For Al-Absi and other Gaza residents, Ramadan started this year under a fragile ceasefire agreement that paused more than 15 months of a war that has killed tens of thousands of Palestinians and devastated the Gaza Strip. Compared to last Ramadan, many found relief in the truce — but there's also worry and fear about what’s next and grief over the personal and collective losses, the raw wounds and the numerous scars left behind.

"I’ve lost a lot," said the 57-year-old grandmother, who’s been reduced to eking out an existence amid the wreckage. "Life is difficult. May God grant us patience and strength," she added.

Israel’s government said early Sunday it supports a proposal to extend the first phase of the ceasefire in Gaza through Ramadan and Passover even as Hamas has insisted earlier on negotiating the truce’s second phase. The statement by Prime Minister Benjamin Netanyahu’s office came minutes after the first phase ended, and as talks have begun on starting the second phase.

The statement gave new details on what Israel described as a US proposal, which it said was made after US envoy Steve Witkoff got "the impression that at this stage there was no possibility of bridging the positions of the parties to end the war, and that more time was needed for talks on a permanent ceasefire."

"We’re scared because there's no stability," Al-Absi said and added that she’s praying for the war to end and that she can’t bear any more losses.
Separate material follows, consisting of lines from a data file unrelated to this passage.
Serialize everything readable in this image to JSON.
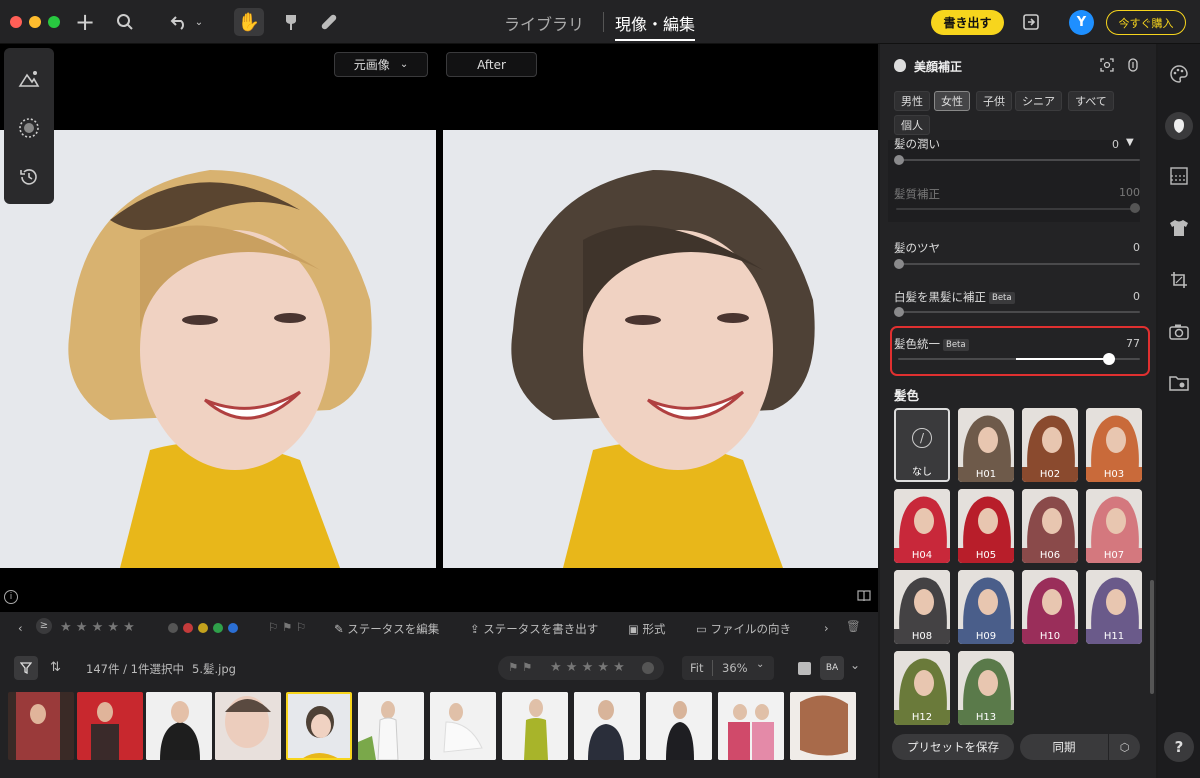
{
  "titlebar": {
    "nav_library": "ライブラリ",
    "nav_develop": "現像・編集",
    "export_label": "書き出す",
    "avatar_letter": "Y",
    "buy_label": "今すぐ購入"
  },
  "viewer": {
    "original_select": "元画像",
    "after_label": "After"
  },
  "filter_bar": {
    "edit_status": "ステータスを編集",
    "export_status": "ステータスを書き出す",
    "format": "形式",
    "orientation": "ファイルの向き"
  },
  "status_bar": {
    "count": "147件 / 1件選択中",
    "filename": "5.髪.jpg",
    "fit": "Fit",
    "zoom": "36%",
    "compare": "BA"
  },
  "panel": {
    "title": "美顔補正",
    "chips": [
      "男性",
      "女性",
      "子供",
      "シニア",
      "すべて",
      "個人"
    ],
    "sliders": [
      {
        "label": "髪の潤い",
        "value": "0",
        "level": 0
      },
      {
        "label": "髪質補正",
        "value": "100",
        "level": 1
      },
      {
        "label": "髪のツヤ",
        "value": "0",
        "level": 0
      },
      {
        "label": "白髪を黒髪に補正",
        "value": "0",
        "level": 0
      },
      {
        "label": "髪色統一",
        "value": "77",
        "level": 0.77
      }
    ],
    "beta": "Beta",
    "hair_color_title": "髪色",
    "none_label": "なし",
    "swatches": [
      "H01",
      "H02",
      "H03",
      "H04",
      "H05",
      "H06",
      "H07",
      "H08",
      "H09",
      "H10",
      "H11",
      "H12",
      "H13"
    ],
    "swatch_colors": [
      "#6e5a4a",
      "#8a4a2e",
      "#c96a3a",
      "#c8283a",
      "#b81e2a",
      "#8a4a4a",
      "#d4787e",
      "#444244",
      "#4a5e8a",
      "#9a2e5a",
      "#6a5a8a",
      "#6a7a3a",
      "#5a7a4a"
    ],
    "save_preset": "プリセットを保存",
    "sync": "同期",
    "help": "?"
  },
  "colors": {
    "accent_yellow": "#f7d51d",
    "highlight_red": "#e03030",
    "avatar_blue": "#1e8fff"
  }
}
She spoke before Israel’s statement.

Though Ramadan is still far from normal, some in the Gaza Strip said that, in some ways, it feels better than last year’s.
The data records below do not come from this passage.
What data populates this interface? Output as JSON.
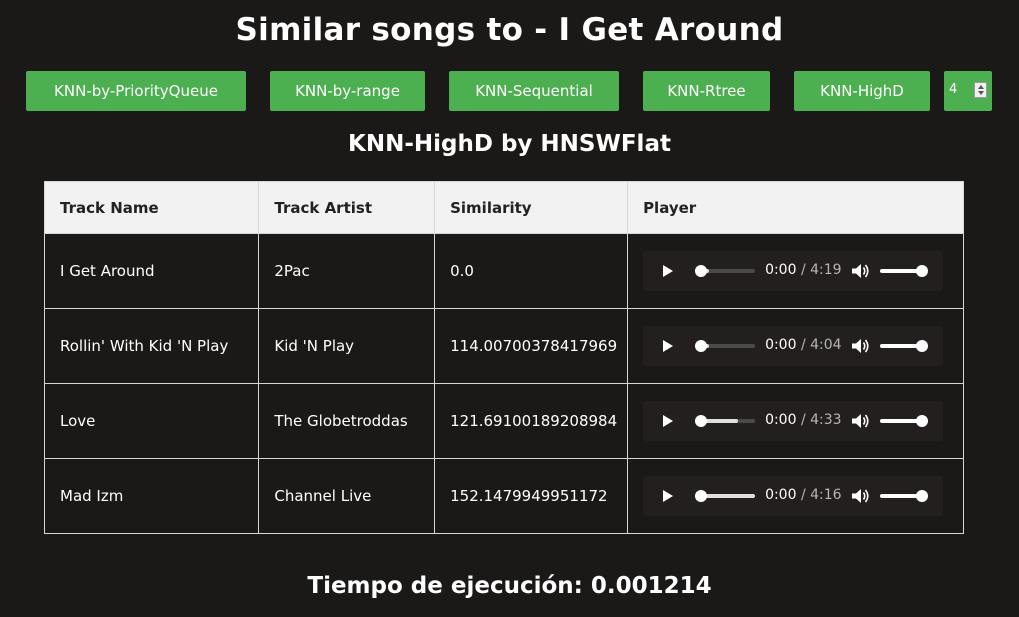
{
  "page": {
    "title": "Similar songs to - I Get Around",
    "subtitle": "KNN-HighD by HNSWFlat",
    "footer": "Tiempo de ejecución: 0.001214"
  },
  "toolbar": {
    "buttons": [
      {
        "label": "KNN-by-PriorityQueue"
      },
      {
        "label": "KNN-by-range"
      },
      {
        "label": "KNN-Sequential"
      },
      {
        "label": "KNN-Rtree"
      },
      {
        "label": "KNN-HighD"
      }
    ],
    "k_value": "4"
  },
  "table": {
    "headers": [
      "Track Name",
      "Track Artist",
      "Similarity",
      "Player"
    ],
    "rows": [
      {
        "name": "I Get Around",
        "artist": "2Pac",
        "similarity": "0.0",
        "current": "0:00",
        "duration": "/ 4:19",
        "buffered": 0.2
      },
      {
        "name": "Rollin' With Kid 'N Play",
        "artist": "Kid 'N Play",
        "similarity": "114.00700378417969",
        "current": "0:00",
        "duration": "/ 4:04",
        "buffered": 0.2
      },
      {
        "name": "Love",
        "artist": "The Globetroddas",
        "similarity": "121.69100189208984",
        "current": "0:00",
        "duration": "/ 4:33",
        "buffered": 0.7
      },
      {
        "name": "Mad Izm",
        "artist": "Channel Live",
        "similarity": "152.1479949951172",
        "current": "0:00",
        "duration": "/ 4:16",
        "buffered": 1.0
      }
    ]
  },
  "colors": {
    "background": "#1b1918",
    "accent_button": "#4caf50",
    "header_bg": "#f2f2f2"
  },
  "icons": {
    "play": "play-icon",
    "volume": "volume-icon",
    "spinner": "spin-button-icon"
  }
}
"We can’t predict what will happen next," Amal Abu Sariyah, in Gaza City, said before the month’s start. "Yes, the country is destroyed and the situation is very bad, but the feeling that the shelling and the killing ... have stopped, makes you (feel) that this year is better than the last one."
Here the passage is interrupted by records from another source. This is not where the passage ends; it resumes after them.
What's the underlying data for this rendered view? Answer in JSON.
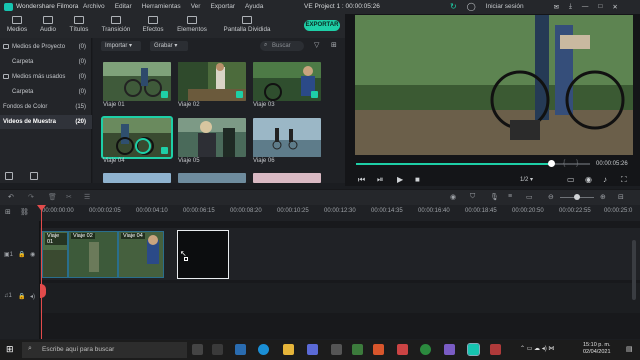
{
  "titlebar": {
    "app_name": "Wondershare Filmora",
    "menu": [
      "Archivo",
      "Editar",
      "Herramientas",
      "Ver",
      "Exportar",
      "Ayuda"
    ],
    "project_title": "VE Project 1 : 00:00:05:26",
    "signin": "Iniciar sesión"
  },
  "toolbar": {
    "tabs": [
      "Medios",
      "Audio",
      "Títulos",
      "Transición",
      "Efectos",
      "Elementos",
      "Pantalla Dividida"
    ],
    "export_label": "EXPORTAR"
  },
  "left_panel": {
    "items": [
      {
        "label": "Medios de Proyecto",
        "count": "(0)"
      },
      {
        "label": "Carpeta",
        "count": "(0)"
      },
      {
        "label": "Medios más usados",
        "count": "(0)"
      },
      {
        "label": "Carpeta",
        "count": "(0)"
      },
      {
        "label": "Fondos de Color",
        "count": "(15)"
      },
      {
        "label": "Videos de Muestra",
        "count": "(20)"
      }
    ]
  },
  "media": {
    "import_label": "Importar",
    "record_label": "Grabar",
    "search_placeholder": "Buscar",
    "thumbs": [
      "Viaje 01",
      "Viaje 02",
      "Viaje 03",
      "Viaje 04",
      "Viaje 05",
      "Viaje 06"
    ]
  },
  "preview": {
    "timecode": "00:00:05:26",
    "quality": "1/2"
  },
  "timeline": {
    "ticks": [
      "00:00:00:00",
      "00:00:02:05",
      "00:00:04:10",
      "00:00:06:15",
      "00:00:08:20",
      "00:00:10:25",
      "00:00:12:30",
      "00:00:14:35",
      "00:00:16:40",
      "00:00:18:45",
      "00:00:20:50",
      "00:00:22:55",
      "00:00:25:0"
    ],
    "clips": [
      "Viaje 01",
      "Viaje 02",
      "Viaje 04"
    ]
  },
  "taskbar": {
    "search_placeholder": "Escribe aquí para buscar",
    "time": "15:10 p. m.",
    "date": "02/04/2021"
  },
  "colors": {
    "accent": "#1ecfa7",
    "playhead": "#e24b4b"
  }
}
Overshadowed by war and displacement, last Ramadan, was "very bad," for the Palestinian people, she said. The 2024 Ramadan in Gaza began with ceasefire talks then at a standstill, hunger worsening across the strip and no end in sight to the war.

The war was sparked by the Oct. 7, 2023 attack on Israel in which Hamas-led fighters killed some 1,200 people and took about 250 hostages. Israel’s military offensive has killed over 48,000 Palestinians, according to Gaza’s Health Ministry, which does not distinguish between combatants and civilians. Vast areas of Gaza have been destroyed.

Under the ceasefire, hundreds of thousands of Palestinians flooded back into northern Gaza. After initial relief and joy at returning to their homes — even if damaged or destroyed — they’ve been grappling with living amid the wreckage.

As Palestinians in the Gaza Strip prepared for Ramadan, shopping for essential household goods and food, some lamented harsh living conditions and economic hardships, but also said they rely on their faith in God to provide for them.

"I used to help people. ... Today, I can’t help myself," said Nasser Shoueikh. "My situation, thank God, used to be better and I wasn’t in need for anything. ... We ask God to stand by us."

For observant Muslims the world over, Ramadan is a time for fasting daily from dawn to sunset, increased worship, religious reflection, charity and good deeds. Socially, it often brings families and friends together in festive gatherings around meals to break their fast.

Elsewhere in the Gaza Strip, Fatima Barbakh, from the southern city of Khan Younis, said her Ramadan shopping was limited to the essentials.

"We can’t buy lanterns or decorations like we do every Ramadan," she said.

Back in Jabaliya, Al-Absi bitterly recalled how she used to break her fast with her husband, how much she misses him and how she remembers him when she prays.

"We don't want war," she said. "We want peace and safety."